News Release

1st international study group for new 'movement' discipline

Peer-Reviewed Publication

The Hebrew University of Jerusalem

Prof. Ran Nathan

image: Prof. Ran Nathan "in the field." view more 

Credit: Hebrew University Photo

Movement ecology is on the move, with the world's first international research group on this topic having begun its work this fall at the Hebrew University of Jerusalem's Institute for Advanced Studies

Movement ecology is a developing academic pursuit, combining expertise in a variety of fields, including biology, ecology, botany, environmental science, physics, mathematics, virology and others.

It has been largely developed by a Hebrew University of Jerusalem researcher, Prof. Ran Nathan, who heads the Movement Ecology Laboratory in the Department of Evolution, Systematics and Ecology at the university's Alexander Silberman Institute of Life Sciences.. It involves the study of how plant and animal matter travels from one place to another, sometimes for great distances and in highly surprising ways.

The research group now at work at the Hebrew University's Institute for Advanced Studies was convened at the initiative and under the leadership of Prof. Nathan and includes participants from the University of California at Berkeley, the University of California at Davis, Princeton University, Stony Brook University and Rutgers University, all from the U.S.; the Spanish Research Council; and from the Hebrew University, Ben-Gurion University of the Negev and the Technion - Israel Institute of Technology.

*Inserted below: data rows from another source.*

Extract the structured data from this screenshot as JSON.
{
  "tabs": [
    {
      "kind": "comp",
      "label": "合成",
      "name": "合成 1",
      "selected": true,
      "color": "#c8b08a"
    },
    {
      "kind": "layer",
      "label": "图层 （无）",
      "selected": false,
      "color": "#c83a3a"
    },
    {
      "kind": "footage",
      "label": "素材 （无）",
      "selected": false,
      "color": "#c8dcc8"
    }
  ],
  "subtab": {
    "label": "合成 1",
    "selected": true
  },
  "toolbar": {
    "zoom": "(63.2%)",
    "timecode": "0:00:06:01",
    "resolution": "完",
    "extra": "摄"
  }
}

Prof. Nathan emphasizes that organism movement research is central to the understanding of how ecological systems work and has important implications for human life. A comprehensive understanding of movement as a process will help to conserve biodiversity, adapt to changes produced by global warming, and cope with environmental threats such as infectious diseases, invasive alien species, agricultural pests and the spread of allergens.

The field of movement ecology and Prof. Nathan were given a large boost of recognition in a recent special issue of Science magazine on migration and dispersal. The issue included an article by Prof. Ran Nathan on his specialty of long-distance dispersal of plants.

In addition, the same issue contained a news article which largely focused on the work of Nathan and his students, as well as others in the U.S., Britain and Australia, focusing on dispersal of both plants and animals.

The article noted that researchers have sought, for centuries, "to understand when, why and how various species crawl, swim, fly, float or hoof it to new locales. That work has led to maps of migration routes and details about dispersals."

"But," the article quoted Prof. Nathan as saying, "few biologists have tried to fit those data into a big picture of movement in general." Now, said the article, through the new discipline called movement ecology, Nathan and others "are beginning to derive testable hypotheses about the mobile behaviors of animals, microbes and even the seeds of plants. Their goal is to join empirical work to theories and to build models that fill in gaps in our understanding of movement -- be it over millimeters or continents or by groups of individuals – in the natural world."

Last year, Nathan was chosen as the winner of the Hebrew University President's Prize for the Outstanding Young Researcher for his pioneering work on seed dispersal. In May this year he was awarded the prestigious Wilhelm Bessel Research Award from the Humboldt Foundation of Germany.